Gérard le Grand, ayant visité Rusbrock l’Admirable, écrivait aux frères de la Vallée-Verte :

« Je vous en supplie, je vous en supplie, recommandez-moi au père Rusbrock. Mon âme n’a pas rencontré sur terre un autre objet digne d’un tel amour et d’une telle révérence. Mon âme est collée à la sienne. Oh ! puissé-je devenir, dans le temps et dans l’éternité, l’escabeau des pieds de Rusbrock ! »

VIE DE RUSBROCK
ÉCRITE PAR UN CHARTREUX

I

Rusbrock avait à peine onze ans, qu’il arriva un jour par hasard chez un vieux prêtre son parent. Le prêtre prit chez lui l’enfant pour l’instruire.

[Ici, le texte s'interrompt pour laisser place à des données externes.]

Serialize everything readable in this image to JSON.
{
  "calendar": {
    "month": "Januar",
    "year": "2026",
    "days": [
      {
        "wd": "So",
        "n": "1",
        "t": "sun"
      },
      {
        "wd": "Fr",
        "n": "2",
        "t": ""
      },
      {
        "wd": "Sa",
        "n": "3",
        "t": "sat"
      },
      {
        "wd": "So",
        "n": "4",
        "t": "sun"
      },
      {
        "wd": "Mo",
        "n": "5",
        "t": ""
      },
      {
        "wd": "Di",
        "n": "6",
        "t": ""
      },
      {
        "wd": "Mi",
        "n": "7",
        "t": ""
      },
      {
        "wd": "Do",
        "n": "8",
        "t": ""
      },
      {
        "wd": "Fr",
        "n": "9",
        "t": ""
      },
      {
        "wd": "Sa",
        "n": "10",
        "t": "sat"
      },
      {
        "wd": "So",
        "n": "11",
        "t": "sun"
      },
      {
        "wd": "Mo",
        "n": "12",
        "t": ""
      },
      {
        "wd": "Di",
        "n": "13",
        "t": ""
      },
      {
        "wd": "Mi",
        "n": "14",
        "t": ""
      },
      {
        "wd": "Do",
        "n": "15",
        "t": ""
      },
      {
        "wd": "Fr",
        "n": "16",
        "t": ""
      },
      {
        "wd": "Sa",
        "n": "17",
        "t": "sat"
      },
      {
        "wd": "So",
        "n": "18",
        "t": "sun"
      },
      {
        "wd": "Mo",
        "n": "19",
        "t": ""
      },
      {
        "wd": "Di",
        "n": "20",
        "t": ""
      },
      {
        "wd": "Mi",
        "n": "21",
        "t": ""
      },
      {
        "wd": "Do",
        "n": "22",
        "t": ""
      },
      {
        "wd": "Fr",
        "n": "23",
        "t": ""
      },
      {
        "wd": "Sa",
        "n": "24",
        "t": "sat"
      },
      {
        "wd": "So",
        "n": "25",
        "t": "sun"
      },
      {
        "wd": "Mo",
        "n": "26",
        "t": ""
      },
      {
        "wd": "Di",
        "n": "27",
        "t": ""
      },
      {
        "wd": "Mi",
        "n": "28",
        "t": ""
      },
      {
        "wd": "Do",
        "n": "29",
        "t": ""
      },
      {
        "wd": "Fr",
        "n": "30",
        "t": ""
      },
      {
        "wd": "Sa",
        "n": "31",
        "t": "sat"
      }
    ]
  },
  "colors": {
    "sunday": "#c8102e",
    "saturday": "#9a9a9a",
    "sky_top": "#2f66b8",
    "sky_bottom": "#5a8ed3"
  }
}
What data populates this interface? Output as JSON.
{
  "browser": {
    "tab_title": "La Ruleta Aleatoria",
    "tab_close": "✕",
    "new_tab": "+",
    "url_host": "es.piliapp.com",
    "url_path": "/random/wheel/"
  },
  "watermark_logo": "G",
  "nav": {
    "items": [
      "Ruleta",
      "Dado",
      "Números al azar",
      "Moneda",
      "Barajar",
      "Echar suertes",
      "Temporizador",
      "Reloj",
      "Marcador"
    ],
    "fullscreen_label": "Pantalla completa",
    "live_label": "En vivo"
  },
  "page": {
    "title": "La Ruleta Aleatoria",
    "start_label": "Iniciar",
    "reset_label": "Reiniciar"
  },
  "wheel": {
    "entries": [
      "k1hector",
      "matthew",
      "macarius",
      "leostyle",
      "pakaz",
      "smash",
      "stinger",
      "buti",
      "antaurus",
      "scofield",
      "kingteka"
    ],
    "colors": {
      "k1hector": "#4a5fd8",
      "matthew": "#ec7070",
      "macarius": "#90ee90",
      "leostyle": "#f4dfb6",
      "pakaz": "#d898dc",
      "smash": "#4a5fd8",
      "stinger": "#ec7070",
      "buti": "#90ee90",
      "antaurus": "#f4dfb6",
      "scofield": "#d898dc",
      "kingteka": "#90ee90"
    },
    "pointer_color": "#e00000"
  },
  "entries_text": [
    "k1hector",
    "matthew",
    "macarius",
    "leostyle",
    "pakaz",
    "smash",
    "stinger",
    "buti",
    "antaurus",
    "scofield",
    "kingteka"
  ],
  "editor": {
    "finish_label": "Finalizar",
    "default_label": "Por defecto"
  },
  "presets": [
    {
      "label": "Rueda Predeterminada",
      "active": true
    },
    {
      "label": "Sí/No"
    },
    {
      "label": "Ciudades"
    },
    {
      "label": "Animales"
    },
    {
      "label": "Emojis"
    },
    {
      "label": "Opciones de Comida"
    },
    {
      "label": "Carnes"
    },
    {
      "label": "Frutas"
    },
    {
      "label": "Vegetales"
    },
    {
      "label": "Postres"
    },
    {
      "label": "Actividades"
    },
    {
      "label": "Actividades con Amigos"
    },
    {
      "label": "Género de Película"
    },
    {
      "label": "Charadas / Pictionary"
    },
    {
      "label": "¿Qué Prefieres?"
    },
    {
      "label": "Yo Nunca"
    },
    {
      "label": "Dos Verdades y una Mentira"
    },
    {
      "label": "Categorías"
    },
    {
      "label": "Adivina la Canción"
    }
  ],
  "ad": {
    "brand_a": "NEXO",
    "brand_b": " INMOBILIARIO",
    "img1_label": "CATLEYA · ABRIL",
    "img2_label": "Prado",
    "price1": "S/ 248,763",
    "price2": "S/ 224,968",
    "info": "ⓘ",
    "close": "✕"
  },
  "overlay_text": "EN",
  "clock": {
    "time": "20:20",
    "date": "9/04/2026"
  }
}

Celui-ci n’avait d’attrait que pour la science divine. Il subissait déjà l’opération secrète du Saint-Esprit, qui avait voulu se construire un temple au fond de lui. C’est à peine s’il apprit la grammaire ; mais il parvint à une telle profondeur dans la connaissance des choses divines qu’il surpassa tout à coup plusieurs dialecticiens, philosophes et théologiens. Il savait beaucoup de choses que Dieu seul peut apprendre. Cette éducation paraîtra incroyable à ceux qui ne savent pas, ou qui ne croient pas les œuvres que Dieu a faites autrefois dans les prophètes et dans les apôtres, qui étaient ignorants, à ceux qui n’entendent pas la parole de saint Jean : L’onction de Dieu vous apprend tout. Sa mère, qui ne savait où il était, finit par l’apprendre, quand le bruit de ses lumières se répandit. Elle vint à Bruxelles ; mais, quand elle eut été récréée par la vertu et la célébrité de son fils, elle ne soupira plus après sa présence corporelle. Elle reçut de l’âme de Rusbrock des délectations que sa présence et sa conversation quotidiennes n’auraient pu lui donner. Ceci ne doit étonner personne. Ceux que l’Esprit-Saint unit entre eux sentent, même quand ils sont matériellement séparés, les douceurs merveilleuses d’une union intime et spirituelle.

II

Sa mère était entrée en religion. Elle mourut, avant d’avoir atteint la vie parfaite. Rusbrock, dans sa piété filiale, aidait l’âme de sa mère par des prières quotidiennes. Ses prières n’étaient pas superflues ; l’âme de la morte en avait besoin. Elle apparut plusieurs fois à Rusbrock, lui demandant d’une voix lugubre combien de temps il fallait encore attendre le jour où il serait ordonné prêtre.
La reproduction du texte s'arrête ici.